London Gets 1Gbps Fiber Broadband for $79.80 a Month

Phillip Dampier October 26, 2011 Broadband Speed, Competition 8 Comments

While British Telecom and Virgin rely on partial fiber networks to deliver faster broadband, they can’t touch the speeds on offer from Hyperoptic, a new start-up fiber t0 the home provider competing for broadband customers in London.  For just under $80 a month, customers can purchase the UK’s first 1Gbps broadband offering, which lets you download an HD movie in about 40 seconds.

Hyperoptic’s fast speeds come from the fact it is a true fiber-to-the-home provider.  As a startup, the company is being very selective about where it is deploying service, starting with housing estates and multi-dwelling units where a significant number of customers can be reached within a single building or complex.  The first completed fiber build serves 133 apartments in a building in Battersea.  The company plans to extend the service to the rest of the complex in the coming months, and their effort has been aided by the fact the building is already “fiber-ready,” with pre-existing fiber faceplates ready for hookup.  Hyperoptic is expected to first focus on more modern housing estates that have already made accommodations for modern telecommunications, be it coaxial cable, Ethernet, or fiber.

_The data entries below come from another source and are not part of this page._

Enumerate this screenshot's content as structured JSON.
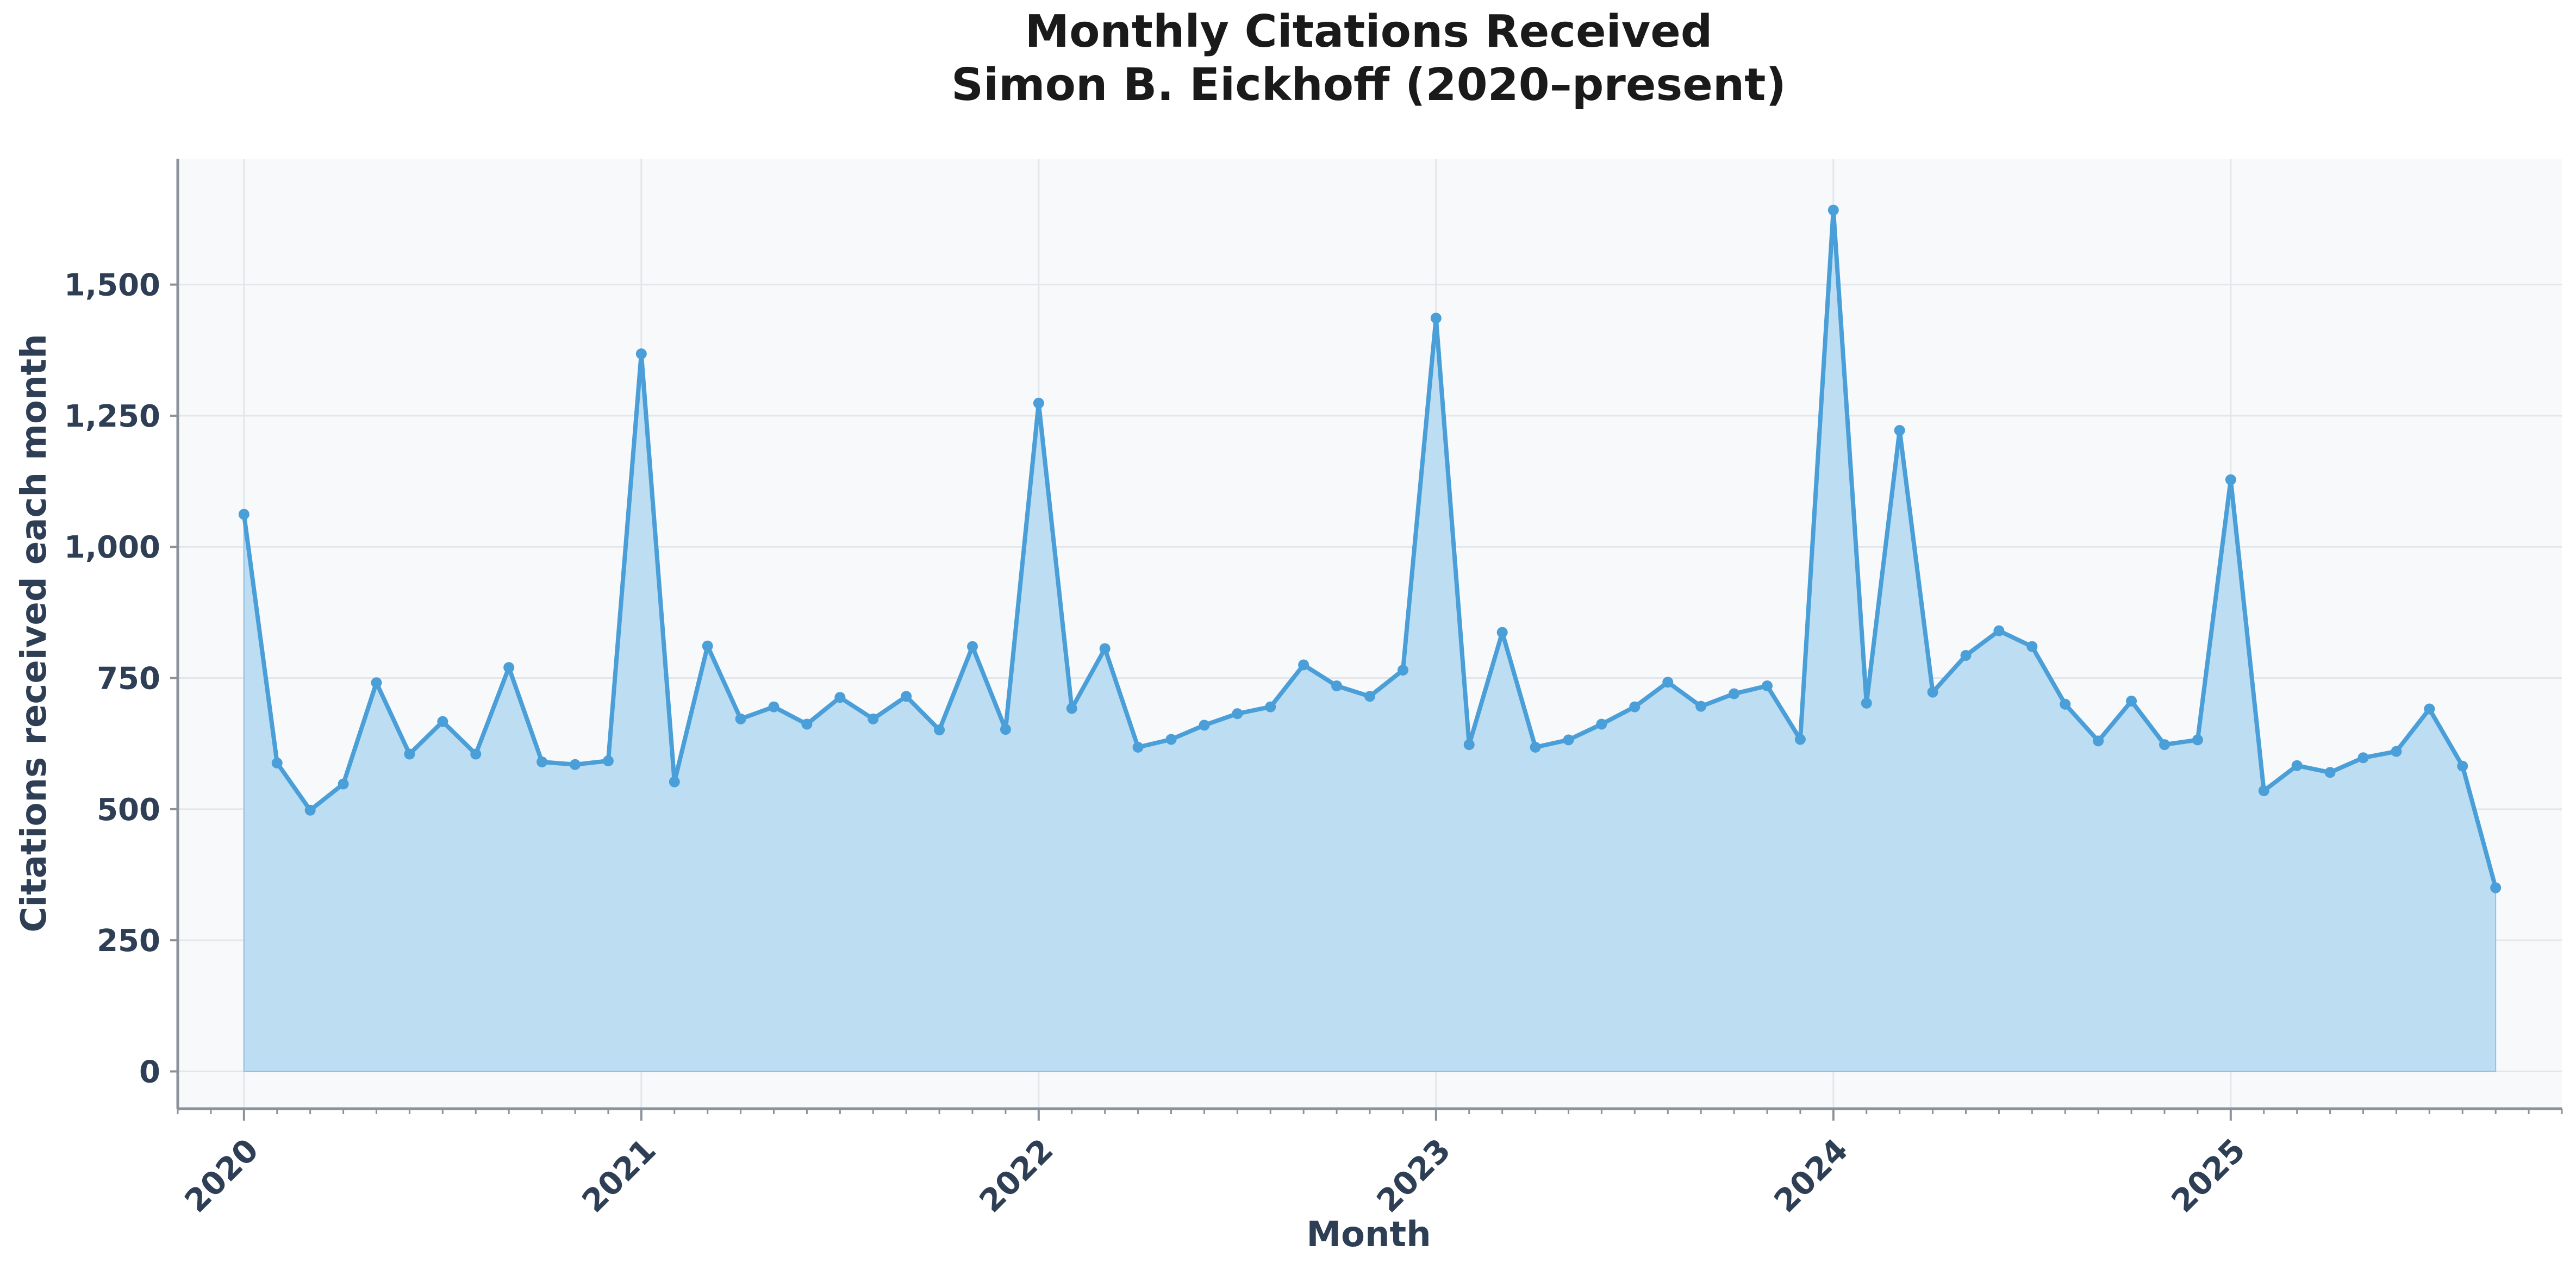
{
  "chart_data": {
    "type": "area",
    "title": "Monthly Citations Received",
    "subtitle": "Simon B. Eickhoff (2020–present)",
    "xlabel": "Month",
    "ylabel": "Citations received each month",
    "ylim": [
      -70,
      1740
    ],
    "xlim": [
      "2019-11",
      "2025-11"
    ],
    "yticks": [
      0,
      250,
      500,
      750,
      1000,
      1250,
      1500
    ],
    "ytick_labels": [
      "0",
      "250",
      "500",
      "750",
      "1,000",
      "1,250",
      "1,500"
    ],
    "xticks": [
      "2020-01",
      "2021-01",
      "2022-01",
      "2023-01",
      "2024-01",
      "2025-01"
    ],
    "xtick_labels": [
      "2020",
      "2021",
      "2022",
      "2023",
      "2024",
      "2025"
    ],
    "grid": true,
    "line_color": "#4a9fd8",
    "fill_color": "#bdddf2",
    "background_color": "#f8f9fb",
    "x": [
      "2020-01",
      "2020-02",
      "2020-03",
      "2020-04",
      "2020-05",
      "2020-06",
      "2020-07",
      "2020-08",
      "2020-09",
      "2020-10",
      "2020-11",
      "2020-12",
      "2021-01",
      "2021-02",
      "2021-03",
      "2021-04",
      "2021-05",
      "2021-06",
      "2021-07",
      "2021-08",
      "2021-09",
      "2021-10",
      "2021-11",
      "2021-12",
      "2022-01",
      "2022-02",
      "2022-03",
      "2022-04",
      "2022-05",
      "2022-06",
      "2022-07",
      "2022-08",
      "2022-09",
      "2022-10",
      "2022-11",
      "2022-12",
      "2023-01",
      "2023-02",
      "2023-03",
      "2023-04",
      "2023-05",
      "2023-06",
      "2023-07",
      "2023-08",
      "2023-09",
      "2023-10",
      "2023-11",
      "2023-12",
      "2024-01",
      "2024-02",
      "2024-03",
      "2024-04",
      "2024-05",
      "2024-06",
      "2024-07",
      "2024-08",
      "2024-09",
      "2024-10",
      "2024-11",
      "2024-12",
      "2025-01",
      "2025-02",
      "2025-03",
      "2025-04",
      "2025-05",
      "2025-06",
      "2025-07",
      "2025-08",
      "2025-09"
    ],
    "values": [
      1062,
      588,
      498,
      548,
      741,
      605,
      667,
      605,
      770,
      590,
      585,
      592,
      1368,
      552,
      811,
      672,
      695,
      662,
      713,
      672,
      715,
      651,
      810,
      652,
      1274,
      692,
      806,
      618,
      633,
      660,
      682,
      695,
      775,
      735,
      715,
      765,
      1436,
      623,
      837,
      618,
      632,
      662,
      695,
      742,
      696,
      720,
      735,
      633,
      1642,
      702,
      1222,
      723,
      793,
      840,
      810,
      700,
      630,
      706,
      623,
      632,
      1128,
      535,
      583,
      570,
      598,
      610,
      691,
      582,
      350
    ]
  }
}
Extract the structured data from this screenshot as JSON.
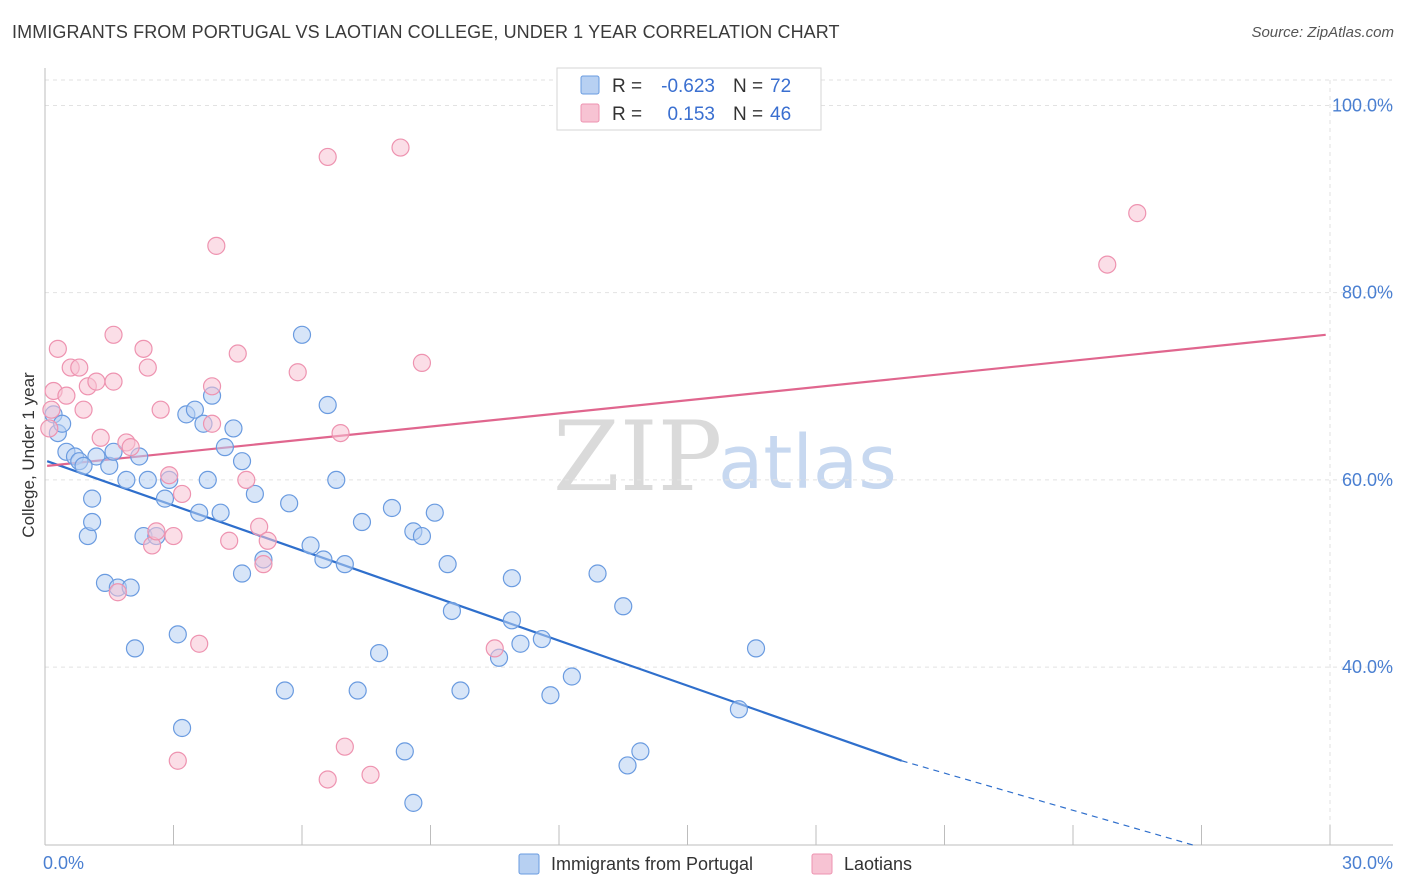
{
  "header": {
    "title": "IMMIGRANTS FROM PORTUGAL VS LAOTIAN COLLEGE, UNDER 1 YEAR CORRELATION CHART",
    "source": "Source: ZipAtlas.com"
  },
  "watermark": {
    "part1": "ZIP",
    "part2": "atlas"
  },
  "legend": {
    "rows": [
      {
        "r_label": "R =",
        "r_value": "-0.623",
        "n_label": "N =",
        "n_value": "72",
        "color": "#a9c8f2"
      },
      {
        "r_label": "R =",
        "r_value": "0.153",
        "n_label": "N =",
        "n_value": "46",
        "color": "#f6b8cc"
      }
    ]
  },
  "chart_data": {
    "type": "scatter",
    "xlabel": "",
    "ylabel": "College, Under 1 year",
    "xlim": [
      0,
      30
    ],
    "ylim": [
      21,
      104
    ],
    "x_ticks": [
      "0.0%",
      "30.0%"
    ],
    "y_ticks": [
      {
        "value": 100,
        "label": "100.0%"
      },
      {
        "value": 80,
        "label": "80.0%"
      },
      {
        "value": 60,
        "label": "60.0%"
      },
      {
        "value": 40,
        "label": "40.0%"
      }
    ],
    "grid": true,
    "legend_placement": "top-center",
    "series": [
      {
        "name": "Immigrants from Portugal",
        "color": "#6a9be0",
        "fill": "#b7d0f2",
        "trend": {
          "x0": 0.05,
          "y0": 62.0,
          "x1": 20.0,
          "y1": 30.0,
          "dash_to_x": 26.8,
          "dash_to_y": 21.0,
          "color": "#2f6fcc"
        },
        "points": [
          [
            0.2,
            67.0
          ],
          [
            0.3,
            65.0
          ],
          [
            0.4,
            66.0
          ],
          [
            0.5,
            63.0
          ],
          [
            0.7,
            62.5
          ],
          [
            0.8,
            62.0
          ],
          [
            1.0,
            54.0
          ],
          [
            1.1,
            55.5
          ],
          [
            1.1,
            58.0
          ],
          [
            1.2,
            62.5
          ],
          [
            1.4,
            49.0
          ],
          [
            1.5,
            61.5
          ],
          [
            1.6,
            63.0
          ],
          [
            1.7,
            48.5
          ],
          [
            1.9,
            60.0
          ],
          [
            2.0,
            48.5
          ],
          [
            2.1,
            42.0
          ],
          [
            2.2,
            62.5
          ],
          [
            2.3,
            54.0
          ],
          [
            2.4,
            60.0
          ],
          [
            2.6,
            54.0
          ],
          [
            2.8,
            58.0
          ],
          [
            2.9,
            60.0
          ],
          [
            3.1,
            43.5
          ],
          [
            3.2,
            33.5
          ],
          [
            3.3,
            67.0
          ],
          [
            3.5,
            67.5
          ],
          [
            3.6,
            56.5
          ],
          [
            3.7,
            66.0
          ],
          [
            3.8,
            60.0
          ],
          [
            3.9,
            69.0
          ],
          [
            4.1,
            56.5
          ],
          [
            4.2,
            63.5
          ],
          [
            4.4,
            65.5
          ],
          [
            4.6,
            62.0
          ],
          [
            4.6,
            50.0
          ],
          [
            4.9,
            58.5
          ],
          [
            5.1,
            51.5
          ],
          [
            5.6,
            37.5
          ],
          [
            5.7,
            57.5
          ],
          [
            6.0,
            75.5
          ],
          [
            6.2,
            53.0
          ],
          [
            6.5,
            51.5
          ],
          [
            6.6,
            68.0
          ],
          [
            6.8,
            60.0
          ],
          [
            7.0,
            51.0
          ],
          [
            7.3,
            37.5
          ],
          [
            7.4,
            55.5
          ],
          [
            7.8,
            41.5
          ],
          [
            8.1,
            57.0
          ],
          [
            8.4,
            31.0
          ],
          [
            8.6,
            25.5
          ],
          [
            8.6,
            54.5
          ],
          [
            8.8,
            54.0
          ],
          [
            9.1,
            56.5
          ],
          [
            9.4,
            51.0
          ],
          [
            9.5,
            46.0
          ],
          [
            9.7,
            37.5
          ],
          [
            10.6,
            41.0
          ],
          [
            10.9,
            45.0
          ],
          [
            10.9,
            49.5
          ],
          [
            11.1,
            42.5
          ],
          [
            11.6,
            43.0
          ],
          [
            11.8,
            37.0
          ],
          [
            12.3,
            39.0
          ],
          [
            12.9,
            50.0
          ],
          [
            13.5,
            46.5
          ],
          [
            13.6,
            29.5
          ],
          [
            13.9,
            31.0
          ],
          [
            16.2,
            35.5
          ],
          [
            16.6,
            42.0
          ],
          [
            0.9,
            61.5
          ]
        ]
      },
      {
        "name": "Laotians",
        "color": "#ee93b0",
        "fill": "#f7c3d3",
        "trend": {
          "x0": 0.05,
          "y0": 61.5,
          "x1": 29.9,
          "y1": 75.5,
          "color": "#e0668e"
        },
        "points": [
          [
            0.1,
            65.5
          ],
          [
            0.2,
            69.5
          ],
          [
            0.3,
            74.0
          ],
          [
            0.5,
            69.0
          ],
          [
            0.6,
            72.0
          ],
          [
            0.8,
            72.0
          ],
          [
            0.9,
            67.5
          ],
          [
            1.0,
            70.0
          ],
          [
            1.2,
            70.5
          ],
          [
            1.3,
            64.5
          ],
          [
            1.6,
            70.5
          ],
          [
            1.6,
            75.5
          ],
          [
            1.7,
            48.0
          ],
          [
            1.9,
            64.0
          ],
          [
            2.0,
            63.5
          ],
          [
            2.3,
            74.0
          ],
          [
            2.4,
            72.0
          ],
          [
            2.5,
            53.0
          ],
          [
            2.6,
            54.5
          ],
          [
            2.7,
            67.5
          ],
          [
            2.9,
            60.5
          ],
          [
            3.0,
            54.0
          ],
          [
            3.1,
            30.0
          ],
          [
            3.2,
            58.5
          ],
          [
            3.6,
            42.5
          ],
          [
            3.9,
            66.0
          ],
          [
            3.9,
            70.0
          ],
          [
            4.0,
            85.0
          ],
          [
            4.3,
            53.5
          ],
          [
            4.5,
            73.5
          ],
          [
            4.7,
            60.0
          ],
          [
            5.0,
            55.0
          ],
          [
            5.1,
            51.0
          ],
          [
            5.2,
            53.5
          ],
          [
            5.9,
            71.5
          ],
          [
            6.6,
            28.0
          ],
          [
            6.6,
            94.5
          ],
          [
            6.9,
            65.0
          ],
          [
            7.0,
            31.5
          ],
          [
            7.6,
            28.5
          ],
          [
            8.3,
            95.5
          ],
          [
            8.8,
            72.5
          ],
          [
            10.5,
            42.0
          ],
          [
            24.8,
            83.0
          ],
          [
            25.5,
            88.5
          ],
          [
            0.15,
            67.5
          ]
        ]
      }
    ]
  }
}
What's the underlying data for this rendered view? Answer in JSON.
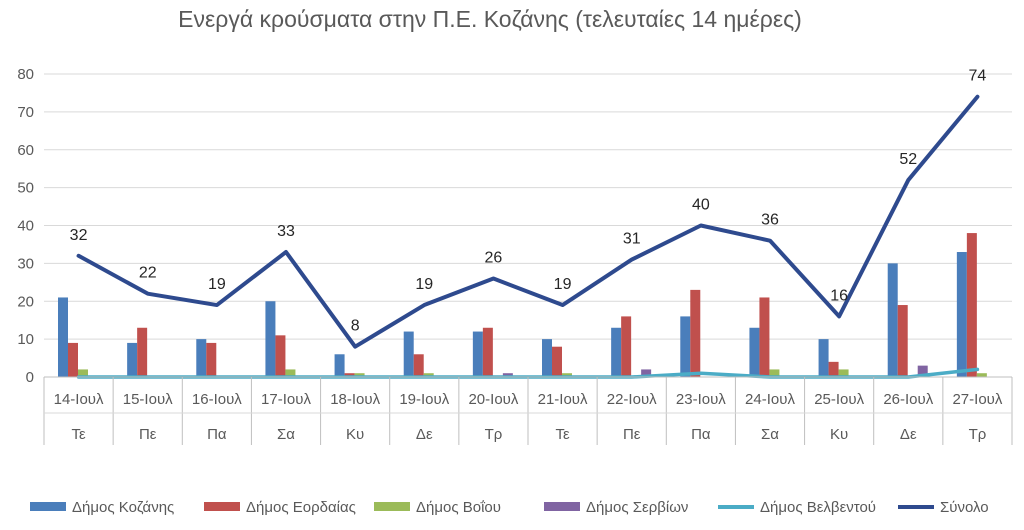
{
  "chart_data": {
    "type": "bar",
    "title": "Ενεργά κρούσματα στην Π.Ε. Κοζάνης (τελευταίες 14 ημέρες)",
    "categories": [
      "14-Ιουλ",
      "15-Ιουλ",
      "16-Ιουλ",
      "17-Ιουλ",
      "18-Ιουλ",
      "19-Ιουλ",
      "20-Ιουλ",
      "21-Ιουλ",
      "22-Ιουλ",
      "23-Ιουλ",
      "24-Ιουλ",
      "25-Ιουλ",
      "26-Ιουλ",
      "27-Ιουλ"
    ],
    "subcategories": [
      "Τε",
      "Πε",
      "Πα",
      "Σα",
      "Κυ",
      "Δε",
      "Τρ",
      "Τε",
      "Πε",
      "Πα",
      "Σα",
      "Κυ",
      "Δε",
      "Τρ"
    ],
    "ylim": [
      0,
      80
    ],
    "yticks": [
      0,
      10,
      20,
      30,
      40,
      50,
      60,
      70,
      80
    ],
    "grid": true,
    "legend_position": "bottom",
    "series": [
      {
        "name": "Δήμος Κοζάνης",
        "kind": "bar",
        "color": "#4a7ebb",
        "values": [
          21,
          9,
          10,
          20,
          6,
          12,
          12,
          10,
          13,
          16,
          13,
          10,
          30,
          33
        ]
      },
      {
        "name": "Δήμος Εορδαίας",
        "kind": "bar",
        "color": "#c0504d",
        "values": [
          9,
          13,
          9,
          11,
          1,
          6,
          13,
          8,
          16,
          23,
          21,
          4,
          19,
          38
        ]
      },
      {
        "name": "Δήμος Βοΐου",
        "kind": "bar",
        "color": "#9bbb59",
        "values": [
          2,
          0,
          0,
          2,
          1,
          1,
          0,
          1,
          0,
          0,
          2,
          2,
          0,
          1
        ]
      },
      {
        "name": "Δήμος Σερβίων",
        "kind": "bar",
        "color": "#8064a2",
        "values": [
          0,
          0,
          0,
          0,
          0,
          0,
          1,
          0,
          2,
          0,
          0,
          0,
          3,
          0
        ]
      },
      {
        "name": "Δήμος Βελβεντού",
        "kind": "line",
        "color": "#4bacc6",
        "values": [
          0,
          0,
          0,
          0,
          0,
          0,
          0,
          0,
          0,
          1,
          0,
          0,
          0,
          2
        ]
      },
      {
        "name": "Σύνολο",
        "kind": "line",
        "color": "#2e4a8e",
        "values": [
          32,
          22,
          19,
          33,
          8,
          19,
          26,
          19,
          31,
          40,
          36,
          16,
          52,
          74
        ],
        "labels": [
          "32",
          "22",
          "19",
          "33",
          "8",
          "19",
          "26",
          "19",
          "31",
          "40",
          "36",
          "16",
          "52",
          "74"
        ]
      }
    ]
  }
}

The company is competing with providers who already claim to deliver a fiber experience, but the company founder says those claims are based on half-truths.

“We are basing our platform on bringing fiber direct to the customer,” Hyperoptic founder and chairman Boris Ivanovic told PC Pro. “There’s been a lot of different marketing speak going on in the UK talking about what real fiber is and everyone is taking credit for doing fiber. But BT Infinity and Virgin – what they are doing is only partial fiber, and what we are doing here is bringing fiber into the buildings and directly to customers and that allows us to deliver 1Gbps.”

Hyperoptic’s services are priced to aggressively compete with other providers:

  • 20/20Mbps:  $20/mo
  • 100/100Mbps:  $40/mo
  • 1000/1000Mbps: $80/mo

A $19.95 phone line rental charge and $64 installation fee applies.